Relief for Regis as investors back Tropicana equity move
The top managers at Regis Resources would have probably shown some level of relief on Tuesday night to learn that the company had secured enough investor support for its $650m equity raising to buy the 30 per cent stake in the Tropicana gold mine for $903m.
Regis moved to tap the market even though there is a risk that the Tropicana stake could instead be picked up by AngloGold Ashanti, which has the last right of refusal to buy the interest for up to 60 days.
But the understanding is that the equity raising will at least get done, given that as of the close of the market on Tuesday night the book was covered for the $650m raise at $2.70 a share through Bank of America after shares last traded at $3.17.
The books closed for domestic and Asian investors on Tuesday night and will be open until 7am AEST on Wednesday for US and European investors.
It will secure $200m by way of a placement and $450m through an entitlement offer. It is also raising $300m debt.
On Tuesday, analysts were describing the $903m that Regis paid IGO for the 30 per cent interest in the strongly performing gold mine as generous, with RBC valuing the interest at $780m, including $580m for the current operation and $200m on the exploration upside.
When the stake first hit the market in September, the gold price was $US1950 an ounce and the analyst consensus was that it was worth about $800m.
Now the gold price is at $US1730 and, based on this, most expect the chances of AngloGold opting to buy the 30 per cent Tropicana interest is unlikely.
IGO is cashing in on the overwhelming investor demand globally for opportunities that meet good environmental, social and governance criteria by transforming its company into one that only mines commodities used to produce clean energy.
It can now use the funds from the gold mine sale to pay for its $1.9bn acquisition in December of the Greenbushes lithium mine that came as part of its quest to be a pure-play battery material company.
The outcome of the Macquarie Capital-run sales process has proved to be a major surprise, given Regis’s extremely limited track record of mergers and acquisitions in the past.
Chief executive Jim Beyer has only been in the job about for about two years.

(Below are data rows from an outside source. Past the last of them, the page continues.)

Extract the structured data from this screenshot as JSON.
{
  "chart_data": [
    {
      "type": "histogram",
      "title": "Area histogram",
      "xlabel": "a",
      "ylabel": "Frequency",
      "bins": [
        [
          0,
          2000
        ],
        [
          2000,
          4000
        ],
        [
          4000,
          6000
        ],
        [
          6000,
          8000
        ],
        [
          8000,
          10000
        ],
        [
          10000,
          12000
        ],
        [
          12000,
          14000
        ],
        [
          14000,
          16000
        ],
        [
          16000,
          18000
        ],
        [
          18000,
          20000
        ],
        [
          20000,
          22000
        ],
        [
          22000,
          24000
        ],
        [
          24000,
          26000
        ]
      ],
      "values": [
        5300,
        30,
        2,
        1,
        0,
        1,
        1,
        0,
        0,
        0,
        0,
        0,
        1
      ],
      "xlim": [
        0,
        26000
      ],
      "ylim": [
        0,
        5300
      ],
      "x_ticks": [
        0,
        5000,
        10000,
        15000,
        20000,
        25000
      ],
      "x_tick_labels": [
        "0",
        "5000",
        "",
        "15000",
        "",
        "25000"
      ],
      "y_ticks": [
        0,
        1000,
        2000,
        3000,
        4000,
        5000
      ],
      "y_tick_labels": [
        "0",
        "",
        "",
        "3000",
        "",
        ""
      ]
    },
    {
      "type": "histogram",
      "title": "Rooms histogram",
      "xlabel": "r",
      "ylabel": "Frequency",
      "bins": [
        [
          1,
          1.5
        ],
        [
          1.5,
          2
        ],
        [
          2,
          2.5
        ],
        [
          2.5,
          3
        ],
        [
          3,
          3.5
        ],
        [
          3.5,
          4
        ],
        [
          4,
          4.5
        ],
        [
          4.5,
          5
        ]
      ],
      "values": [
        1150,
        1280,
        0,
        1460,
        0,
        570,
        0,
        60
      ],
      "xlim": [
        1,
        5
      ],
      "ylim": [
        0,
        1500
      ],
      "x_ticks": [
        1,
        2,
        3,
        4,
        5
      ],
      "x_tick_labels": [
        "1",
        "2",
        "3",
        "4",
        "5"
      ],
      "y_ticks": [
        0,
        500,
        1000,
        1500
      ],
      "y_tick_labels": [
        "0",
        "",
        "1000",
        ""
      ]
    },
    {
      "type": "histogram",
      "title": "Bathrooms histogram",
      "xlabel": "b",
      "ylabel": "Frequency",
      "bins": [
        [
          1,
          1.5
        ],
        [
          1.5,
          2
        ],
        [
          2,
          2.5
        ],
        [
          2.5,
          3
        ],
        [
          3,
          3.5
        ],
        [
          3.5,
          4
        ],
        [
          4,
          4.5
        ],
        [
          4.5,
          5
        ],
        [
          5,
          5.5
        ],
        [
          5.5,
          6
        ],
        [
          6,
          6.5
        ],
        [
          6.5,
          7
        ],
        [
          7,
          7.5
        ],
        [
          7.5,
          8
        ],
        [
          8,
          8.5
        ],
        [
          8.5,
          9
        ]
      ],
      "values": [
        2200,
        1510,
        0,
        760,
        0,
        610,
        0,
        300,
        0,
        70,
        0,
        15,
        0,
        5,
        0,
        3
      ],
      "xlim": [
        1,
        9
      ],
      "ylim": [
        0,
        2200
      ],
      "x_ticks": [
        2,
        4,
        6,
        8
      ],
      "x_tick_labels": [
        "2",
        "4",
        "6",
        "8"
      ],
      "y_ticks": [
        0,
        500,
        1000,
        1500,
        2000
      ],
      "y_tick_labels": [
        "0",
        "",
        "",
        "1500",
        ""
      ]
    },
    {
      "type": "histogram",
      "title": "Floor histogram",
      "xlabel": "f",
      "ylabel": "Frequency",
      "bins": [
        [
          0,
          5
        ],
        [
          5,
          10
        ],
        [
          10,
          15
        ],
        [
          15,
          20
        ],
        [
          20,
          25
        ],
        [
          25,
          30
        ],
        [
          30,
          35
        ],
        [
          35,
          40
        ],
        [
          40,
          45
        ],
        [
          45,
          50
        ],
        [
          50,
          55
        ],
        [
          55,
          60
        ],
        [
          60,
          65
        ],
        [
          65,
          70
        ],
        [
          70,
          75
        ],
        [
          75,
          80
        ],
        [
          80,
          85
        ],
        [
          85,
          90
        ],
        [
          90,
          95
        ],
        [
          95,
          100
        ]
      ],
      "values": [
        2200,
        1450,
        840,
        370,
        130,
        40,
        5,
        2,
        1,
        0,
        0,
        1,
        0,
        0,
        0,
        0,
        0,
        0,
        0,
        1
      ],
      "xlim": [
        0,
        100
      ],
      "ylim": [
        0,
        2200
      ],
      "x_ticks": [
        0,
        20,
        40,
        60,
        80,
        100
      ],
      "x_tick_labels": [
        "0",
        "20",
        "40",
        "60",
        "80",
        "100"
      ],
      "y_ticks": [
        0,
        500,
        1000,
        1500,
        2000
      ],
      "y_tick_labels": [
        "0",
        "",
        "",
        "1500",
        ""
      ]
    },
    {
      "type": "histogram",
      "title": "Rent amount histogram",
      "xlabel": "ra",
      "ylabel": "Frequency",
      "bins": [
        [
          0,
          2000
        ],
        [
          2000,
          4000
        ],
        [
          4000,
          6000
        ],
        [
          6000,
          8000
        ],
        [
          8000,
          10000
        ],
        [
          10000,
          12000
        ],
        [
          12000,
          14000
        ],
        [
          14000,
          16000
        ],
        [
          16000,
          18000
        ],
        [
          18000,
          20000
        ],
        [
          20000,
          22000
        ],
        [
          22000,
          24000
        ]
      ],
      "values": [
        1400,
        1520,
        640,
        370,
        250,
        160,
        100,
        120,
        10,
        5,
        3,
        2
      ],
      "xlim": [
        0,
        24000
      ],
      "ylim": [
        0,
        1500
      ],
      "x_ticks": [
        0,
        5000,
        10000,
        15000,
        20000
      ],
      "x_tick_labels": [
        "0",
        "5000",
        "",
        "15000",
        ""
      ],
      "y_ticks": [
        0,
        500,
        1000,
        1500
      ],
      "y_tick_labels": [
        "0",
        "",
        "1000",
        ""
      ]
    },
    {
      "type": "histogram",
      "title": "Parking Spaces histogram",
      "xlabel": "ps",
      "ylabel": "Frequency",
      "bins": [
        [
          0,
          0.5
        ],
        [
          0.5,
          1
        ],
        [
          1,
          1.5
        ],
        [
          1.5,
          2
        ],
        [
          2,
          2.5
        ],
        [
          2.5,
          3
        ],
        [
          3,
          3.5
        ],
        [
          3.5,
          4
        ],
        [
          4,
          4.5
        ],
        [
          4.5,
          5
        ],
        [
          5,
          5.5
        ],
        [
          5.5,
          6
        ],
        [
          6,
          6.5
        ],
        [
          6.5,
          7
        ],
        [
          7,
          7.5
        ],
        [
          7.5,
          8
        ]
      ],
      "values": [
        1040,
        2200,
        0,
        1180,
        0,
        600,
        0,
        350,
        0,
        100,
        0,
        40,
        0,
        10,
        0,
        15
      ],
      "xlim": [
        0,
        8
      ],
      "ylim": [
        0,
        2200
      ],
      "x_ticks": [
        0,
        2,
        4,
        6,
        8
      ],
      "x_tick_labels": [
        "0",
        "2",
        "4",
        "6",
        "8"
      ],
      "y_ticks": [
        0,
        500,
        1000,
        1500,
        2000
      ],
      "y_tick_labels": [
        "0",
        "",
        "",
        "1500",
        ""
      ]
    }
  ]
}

When he previously ran Mt Gibson Iron, the company kicked plenty of tyres but never embarked on any major acquisition, despite the company sitting on about $400m of cash.
The latest deal for a non-operational stake marks a change of strategy for Regis, which has a track record for developing modest-sized assets and extracting value through its operational skill, and takes it further up the risk curve.
But it makes Regis less reliant on development earnings from its McPhillamys gold project in NSW. DataRoom understands that the contest favourite, Gold Road Resources, made a final bid that was less than $700m.
Also through to the final round was Evolution Mining, which only wanted to secure the stake if it could buy the Tropicana mine in its entirety.
Kirkland Lake Gold made a similar proposal, according to market sources, but it is unclear if it made it through to the final stage of the contest.
A private equity firm was also in the final mix.
Market observers will watch with interest the performance of the Regis share price when trade resumes this week. About two years ago, the company was the same size as Northern Star and Evolution Mining and, after both have made acquisitions, they have left Regis in the dust.